EK: My creative process is based upon a certain kind of seduction, and my work itself evolves around the question of desire: the more unsatisfied, the more beautiful. Solitude becomes interesting when it contains the experience of displacement, a headlong rush towards another; albeit awkward, albeit paid for. All of this is but a very humble and timid form of exchange, as once observed fellow director Léandre Bernard-Brunel. Indeed, I wanted Exotica, Erotica, Etc. to draw a map of love and trade between men and women with lucidity, devoid of cynicism. Life and its triviality, the time that passes by, all this is resumed in the three letters of the title, “Etc.”: a bittersweet balance to all exotic, erotic and other great expectations.
KL: You show very intimate moments in the lives of these sailors and prostitutes. How did you manage to gain their trust to capture such private moments?
EK: Making a film today is not necessarily bound to the usual constraints of the cinema industry. I filmed Exotica, Erotica, Etc. by myself, without a crew, thanks to digital cameras that provided me with a certain degree of technical independence. At any given moment, my thoughts would become a visual flow, in a perfectly organic way. I understand filming as a question of complicity, trust and seduction. When I film, I fade into the background. I prefer to be forgotten by those I’m observing because that’s when they start to open up to you, when the camera quietly floats around their private space, unnoticed, leaving no trace. It’s almost a liquid feeling, similar to being at sea. Filming feels like sailing. People tend to confide more readily in strangers, during encounters that have no future. Men and women opened up to me in this way, driven by selflessness and, at times, by an innate sense of despair which I never questioned. At the end of the day, these spontaneous, sincere encounters echo the relationships between sailors and prostitutes, the intensity of which is inversely proportional to their fleeting duration.

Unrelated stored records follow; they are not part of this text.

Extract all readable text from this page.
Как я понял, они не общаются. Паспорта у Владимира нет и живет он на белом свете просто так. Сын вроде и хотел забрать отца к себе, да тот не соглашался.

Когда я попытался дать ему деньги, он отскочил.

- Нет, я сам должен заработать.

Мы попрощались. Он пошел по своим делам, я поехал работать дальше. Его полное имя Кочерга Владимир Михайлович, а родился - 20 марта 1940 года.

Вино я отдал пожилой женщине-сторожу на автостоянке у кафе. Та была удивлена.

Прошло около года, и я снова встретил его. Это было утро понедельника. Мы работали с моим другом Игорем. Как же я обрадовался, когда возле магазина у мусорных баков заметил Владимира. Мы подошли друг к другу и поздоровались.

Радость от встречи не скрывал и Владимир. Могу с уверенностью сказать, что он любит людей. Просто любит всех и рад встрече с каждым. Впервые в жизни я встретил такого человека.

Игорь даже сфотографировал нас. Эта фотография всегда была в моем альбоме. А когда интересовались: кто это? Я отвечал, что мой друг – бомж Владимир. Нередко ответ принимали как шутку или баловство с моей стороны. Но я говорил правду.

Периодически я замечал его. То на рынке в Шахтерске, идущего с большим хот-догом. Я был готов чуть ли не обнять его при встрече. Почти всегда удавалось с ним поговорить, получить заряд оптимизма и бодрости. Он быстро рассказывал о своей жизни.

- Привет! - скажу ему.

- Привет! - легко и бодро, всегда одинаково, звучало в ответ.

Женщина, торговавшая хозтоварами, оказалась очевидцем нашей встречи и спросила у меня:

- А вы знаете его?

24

KL: There is this idea of the sea as this “other” place—it holds secrets and breaks spells, it’s spiritual and powerful. The boat and the ocean seem to be protagonists in a way. What place do they have in this work?
EK: The sea can become an absolute, spiritual experience; like the desert. But for many contemporary seamen, it remains a source of alienation, full of contradictions. The first time I went on board was at night. I experienced it as the extension of a familiar room in the dark. The more unknown the crew, the more unknown the destination, the more unknown the ship, the better; this is how I felt. Boats inspire me with confidence. My relationship to these iron cathedrals was not functional, but aesthetic, thus I’d connect with them as if they were sculptures and this liberated my gaze. Ships are extreme places to live. And at the same time, they are common, mere vehicles of globalisation. But dream vehicles; much more than any car or plane could ever be. Scenes for profound stories, not insignificant ones. Though, oddly enough, they can become very monotonous. But nothing in life is one-dimensional, is it?
KL: Your next film project is Obscuro Barroco. Can you tell us more about this?
EK: Obscuro Barroco is a tale about illusion and transformation, set in Rio de Janeiro. A documentary fiction, it explores gender and urban rituals in the hedonist realm of the cidade maravilhosa. Across spiritualism and transsexuality issues, from the Sambodromo bacchanal to the favela carnival, two creatures—a wandering clown and the carioca transvestites’ queen—tell the story of bodies in endless metamorphosis.
KL: And then what’s next for you?
EK: While finishing the post-production of Obscuro Barroco, I am working on the script of my first fiction, pursuing various photographic series and preparing a book on the life of the protagonist of Exotica, Erotica, Etc.